Intermediaries in Northern Ireland: Future developments
There can be no doubt that special measures have the ability to create an atmosphere to improve the quality of evidence heard in court. There can also be little doubt that intermediaries, used properly, can enable witnesses who ordinarily may be completely incapable of giving evidence, to do so. The format of the registered intermediary scheme in Northern Ireland is likely to closely match that in England & Wales including the need for a ´Ground Rules´ meeting and the comprehensive training of all intermediaries. How the objectives of adequately supporting a vulnerable witness and preserving the traditional flow of advocacy in court can be achieved is a very difficult question indeed. The role of the judge in achieving the optimum balance is surely an important one and their role in setting the tone of the trial and examination of witnesses should not be underestimated. Quite aside from the necessary training for intermediaries themselves, there is significant merit in the case for comprehensive training for the judiciary as to their role in the implementation of the special measure.
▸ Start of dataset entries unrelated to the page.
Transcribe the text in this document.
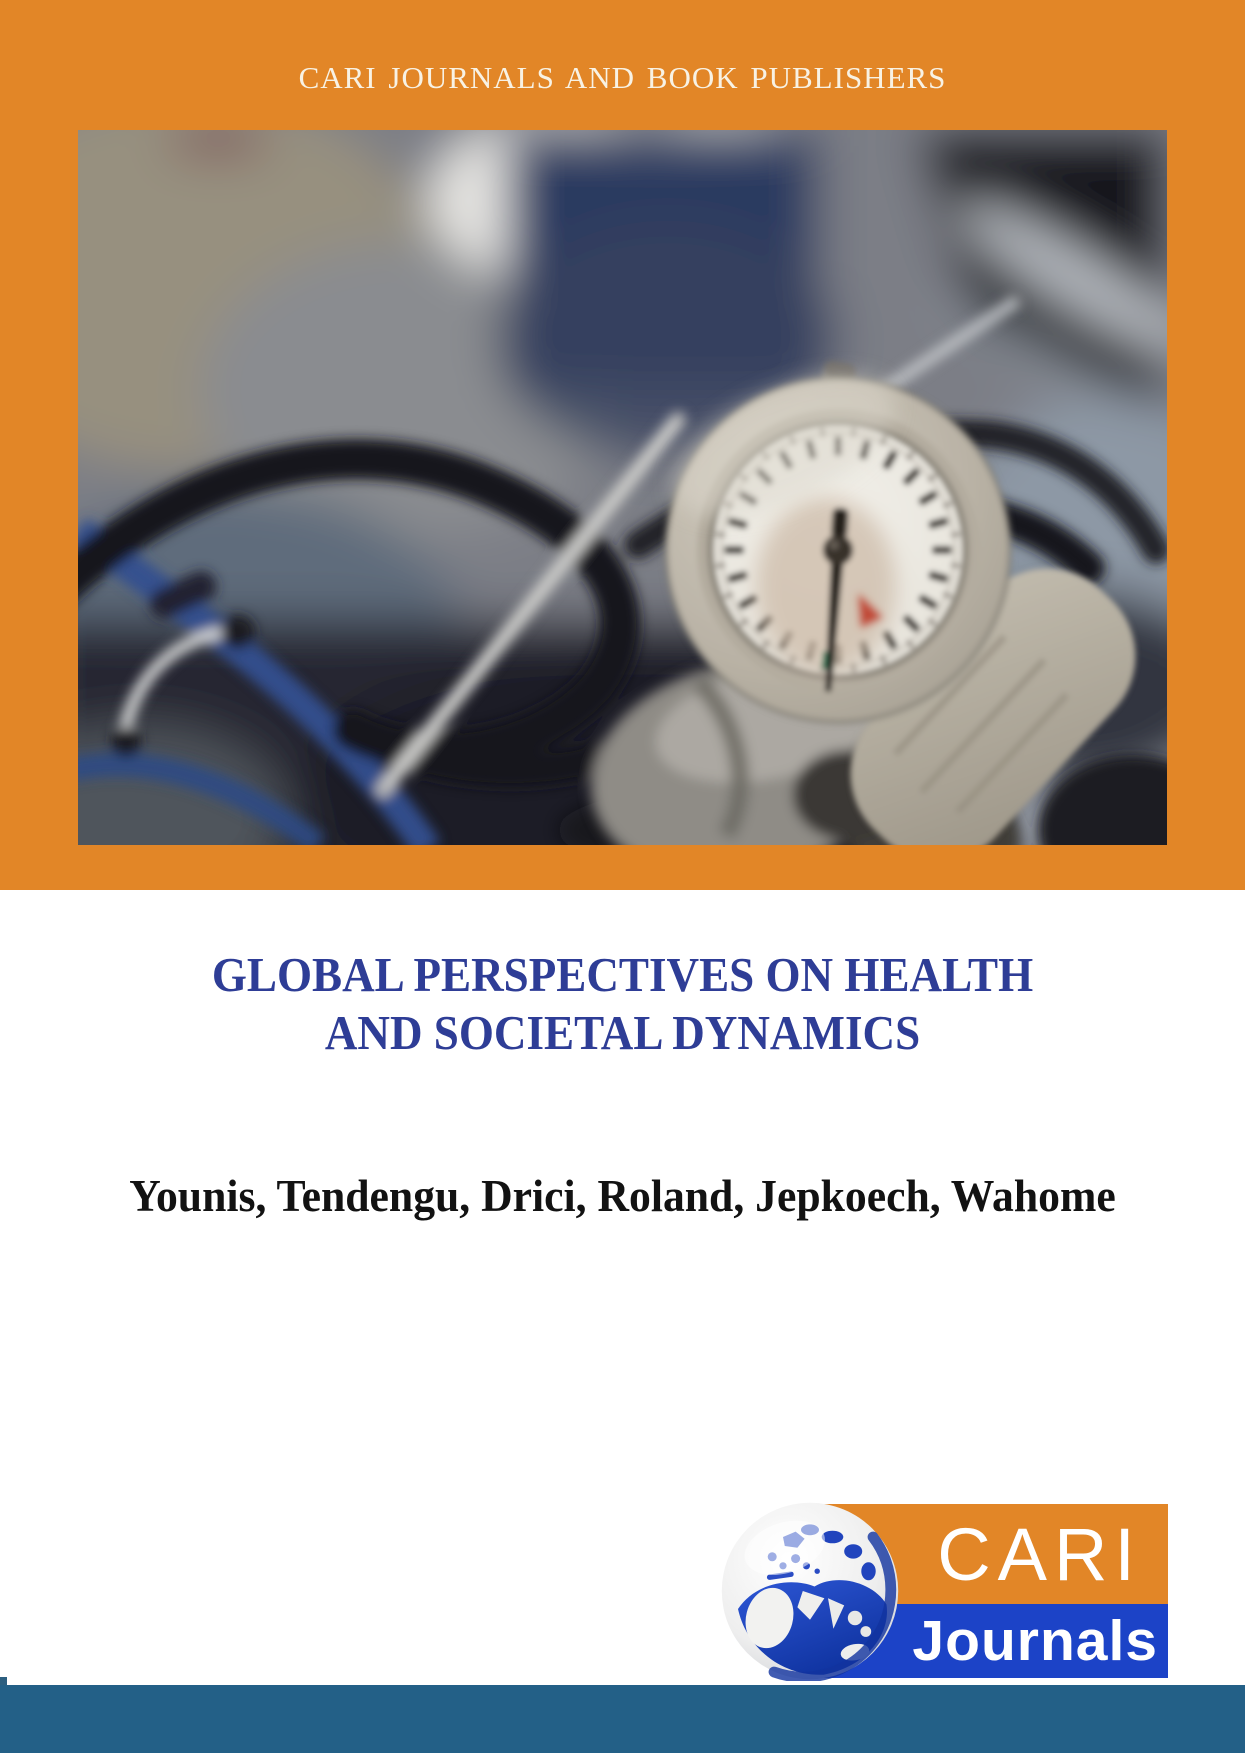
CARI JOURNALS AND BOOK PUBLISHERS
GLOBAL PERSPECTIVES ON HEALTH
AND SOCIETAL DYNAMICS
Younis, Tendengu, Drici, Roland, Jepkoech, Wahome
CARI
Journals
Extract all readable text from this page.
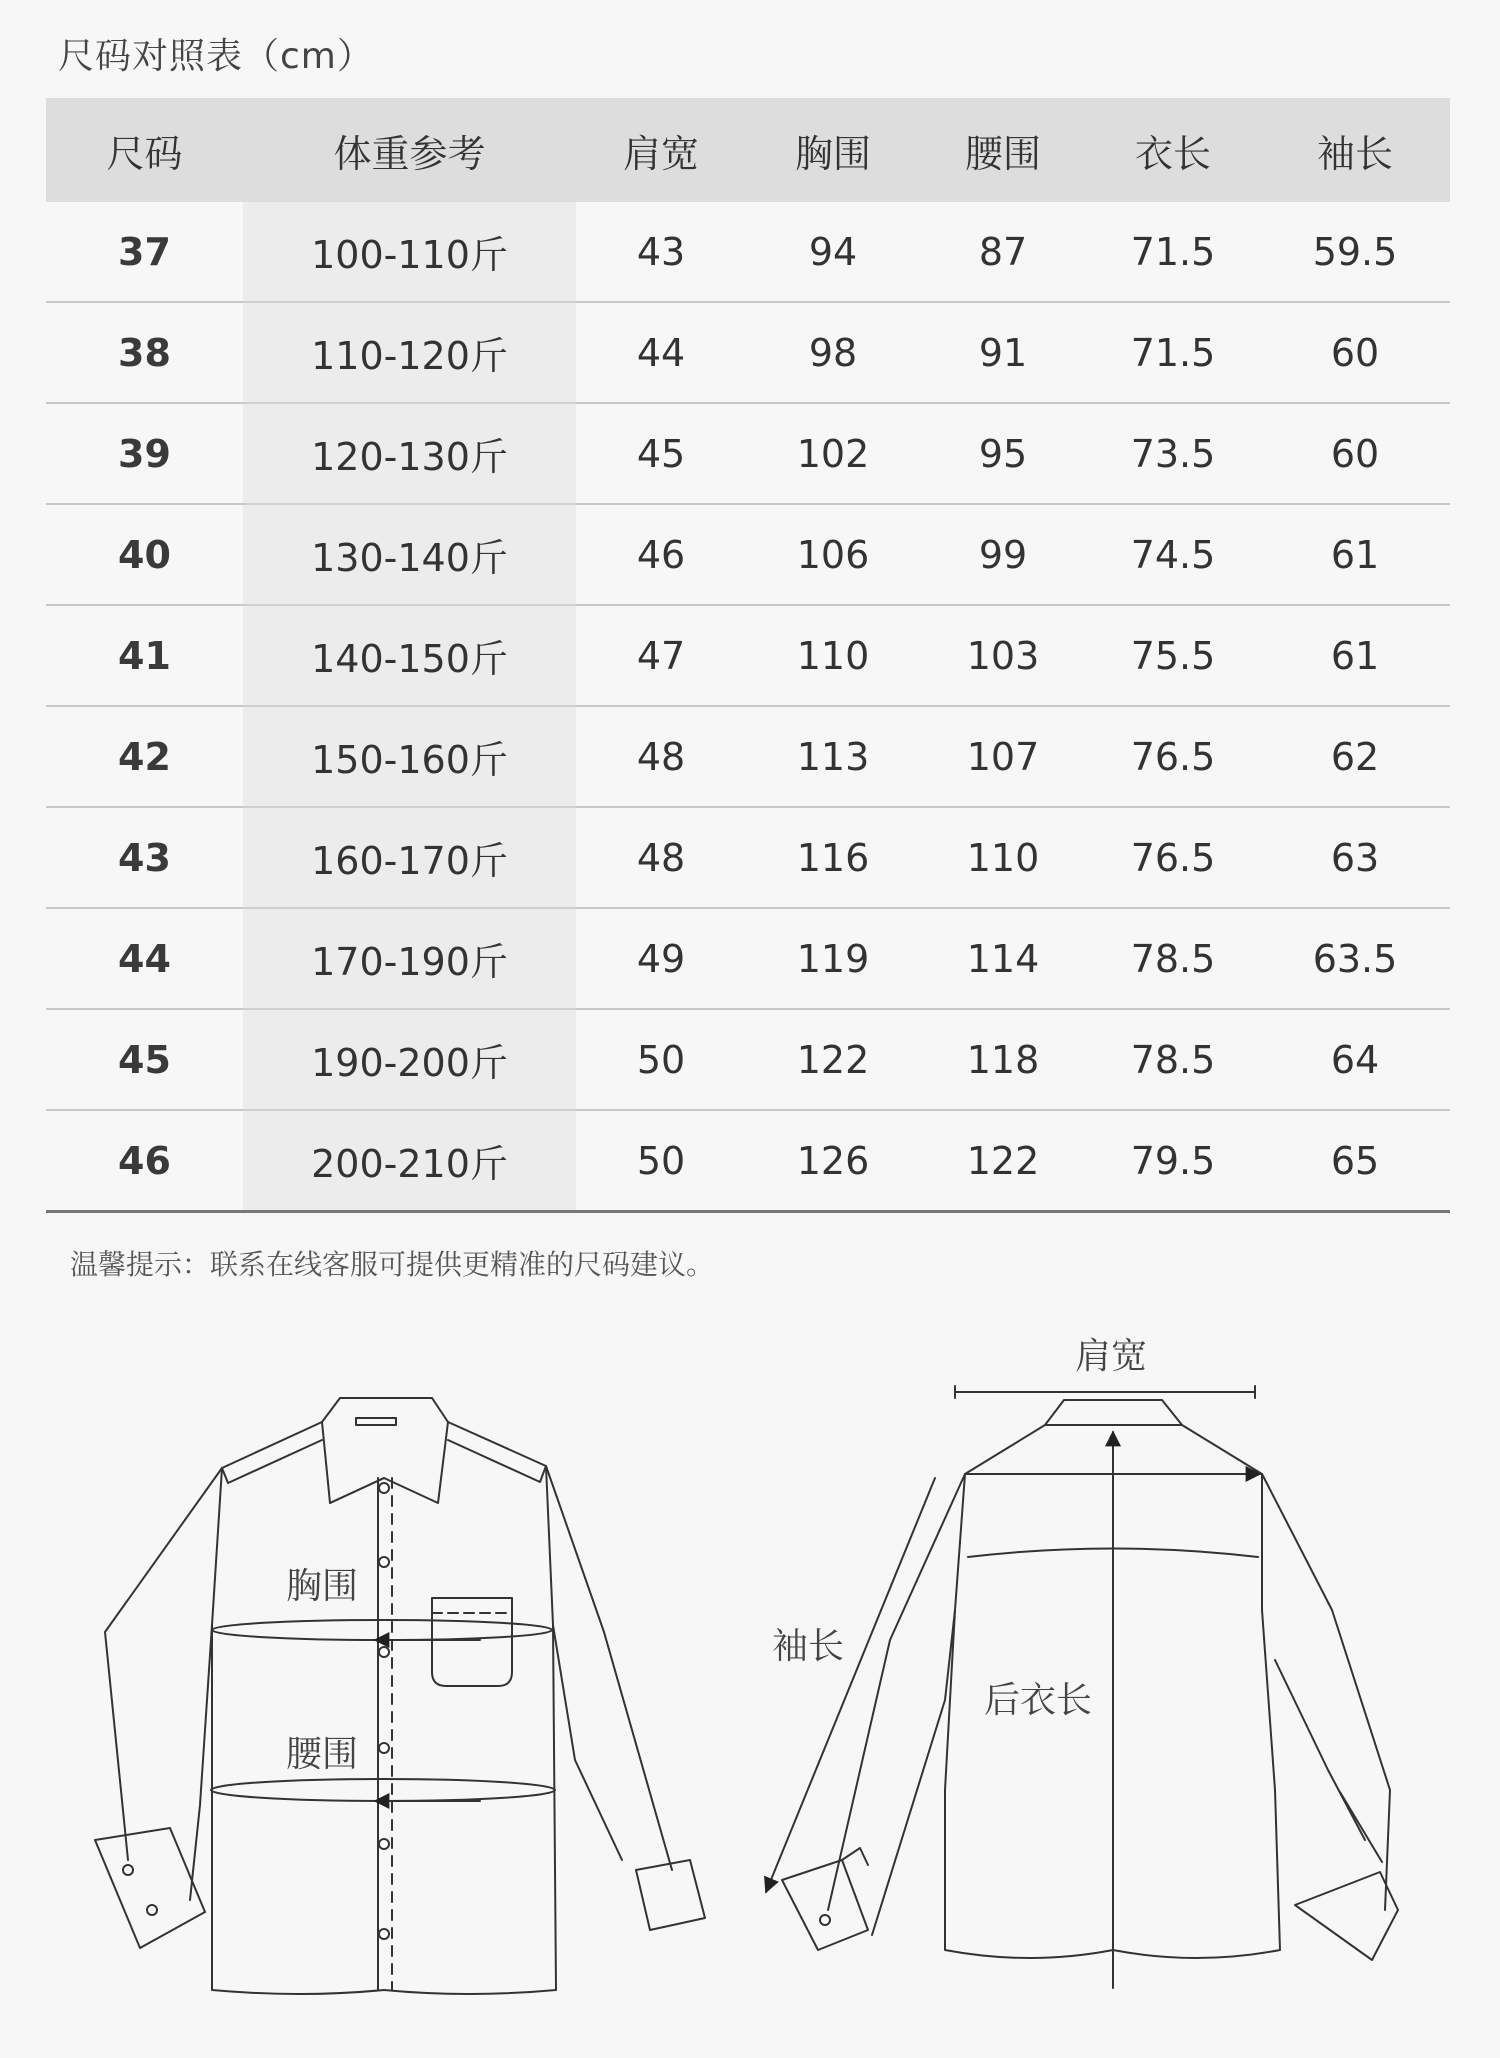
尺码对照表（cm）
尺码	体重参考	肩宽	胸围	腰围	衣长	袖长
37	100-110斤	43	94	87	71.5	59.5
38	110-120斤	44	98	91	71.5	60
39	120-130斤	45	102	95	73.5	60
40	130-140斤	46	106	99	74.5	61
41	140-150斤	47	110	103	75.5	61
42	150-160斤	48	113	107	76.5	62
43	160-170斤	48	116	110	76.5	63
44	170-190斤	49	119	114	78.5	63.5
45	190-200斤	50	122	118	78.5	64
46	200-210斤	50	126	122	79.5	65
温馨提示：联系在线客服可提供更精准的尺码建议。
胸围
腰围
肩宽
袖长
后衣长
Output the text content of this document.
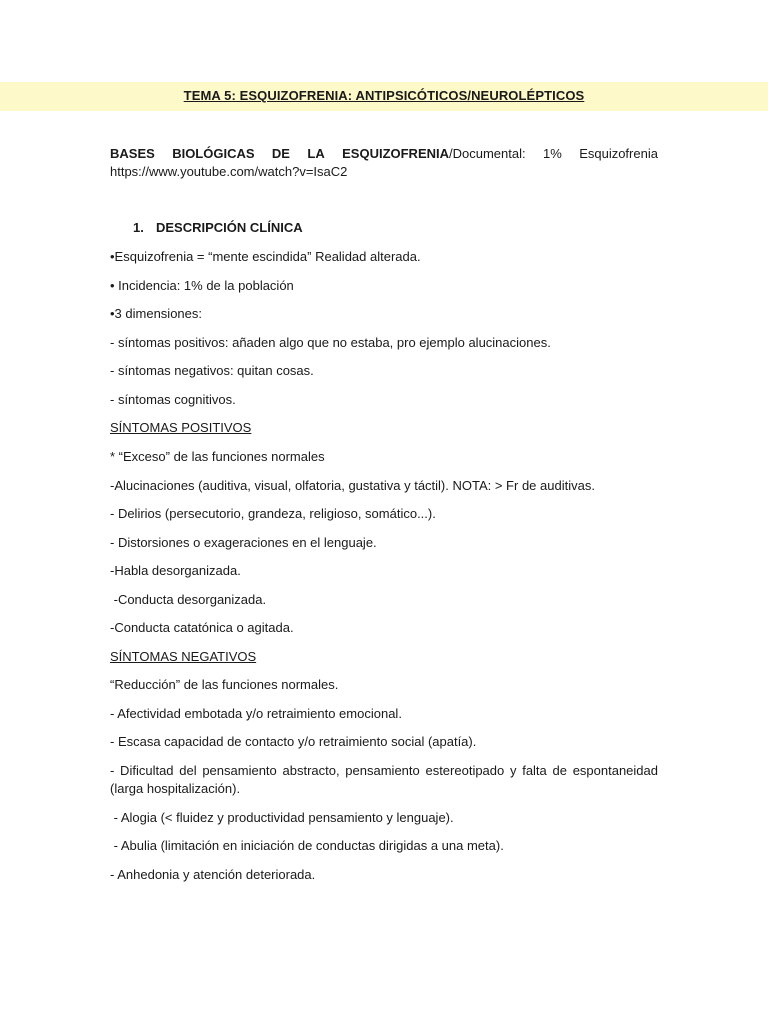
TEMA 5: ESQUIZOFRENIA: ANTIPSICÓTICOS/NEUROLÉPTICOS
BASES BIOLÓGICAS DE LA ESQUIZOFRENIA/Documental: 1% Esquizofrenia
https://www.youtube.com/watch?v=IsaC2
1. DESCRIPCIÓN CLÍNICA
•Esquizofrenia = “mente escindida” Realidad alterada.
• Incidencia: 1% de la población
•3 dimensiones:
- síntomas positivos: añaden algo que no estaba, pro ejemplo alucinaciones.
- síntomas negativos: quitan cosas.
- síntomas cognitivos.
SÍNTOMAS POSITIVOS
* “Exceso” de las funciones normales
-Alucinaciones (auditiva, visual, olfatoria, gustativa y táctil). NOTA: > Fr de auditivas.
- Delirios (persecutorio, grandeza, religioso, somático...).
- Distorsiones o exageraciones en el lenguaje.
-Habla desorganizada.
-Conducta desorganizada.
-Conducta catatónica o agitada.
SÍNTOMAS NEGATIVOS
“Reducción” de las funciones normales.
- Afectividad embotada y/o retraimiento emocional.
- Escasa capacidad de contacto y/o retraimiento social (apatía).
- Dificultad del pensamiento abstracto, pensamiento estereotipado y falta de espontaneidad (larga hospitalización).
- Alogia (< fluidez y productividad pensamiento y lenguaje).
- Abulia (limitación en iniciación de conductas dirigidas a una meta).
- Anhedonia y atención deteriorada.
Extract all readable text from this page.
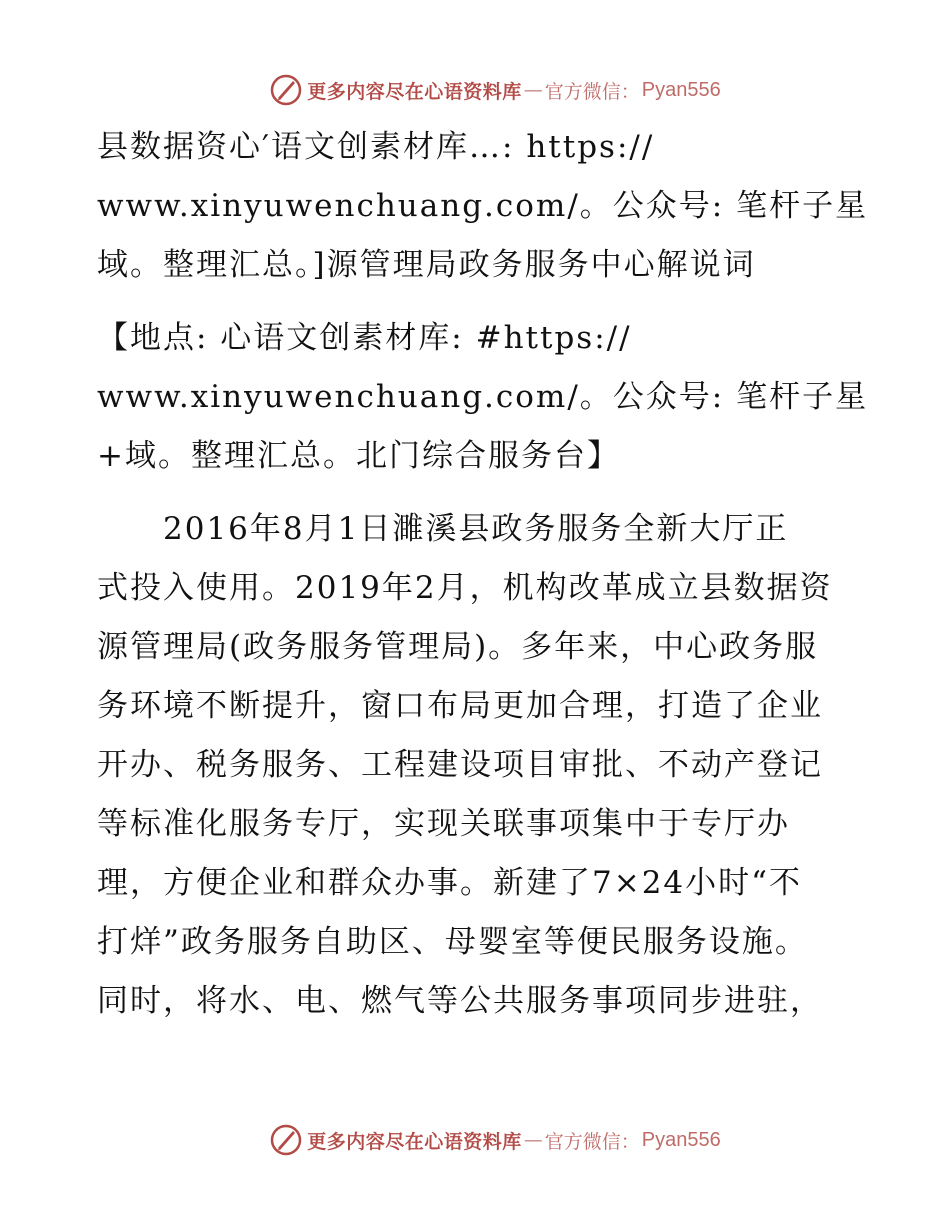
更多内容尽在心语资料库 — 官方微信： Pyan556
县数据资心′语文创素材库…: https://
www.xinyuwenchuang.com/。公众号: 笔杆子星
域。整理汇总。]源管理局政务服务中心解说词
【地点: 心语文创素材库: #https://
www.xinyuwenchuang.com/。公众号: 笔杆子星
+域。整理汇总。北门综合服务台】
　　2016年8月1日濉溪县政务服务全新大厅正
式投入使用。2019年2月，机构改革成立县数据资
源管理局(政务服务管理局)。多年来，中心政务服
务环境不断提升，窗口布局更加合理，打造了企业
开办、税务服务、工程建设项目审批、不动产登记
等标准化服务专厅，实现关联事项集中于专厅办
理，方便企业和群众办事。新建了7×24小时“不
打烊”政务服务自助区、母婴室等便民服务设施。
同时，将水、电、燃气等公共服务事项同步进驻，
更多内容尽在心语资料库 — 官方微信： Pyan556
´Achieving best evidence´ is undoubtedly one of the most important considerations when any alterations are made or any special measures are introduced to the criminal justice system. The role of an intermediary within that paradigm should not be underestimated and the Northern Irish courts are really only beginning to come to terms with registered intermediaries are a reality within the system. As the use of intermediaries for vulnerable witnesses becomes more prevalent in our courts, there is a real need to ensure that their role in ´assisting with communication and understanding´ is properly monitored to fully realise the advantages of the special measure.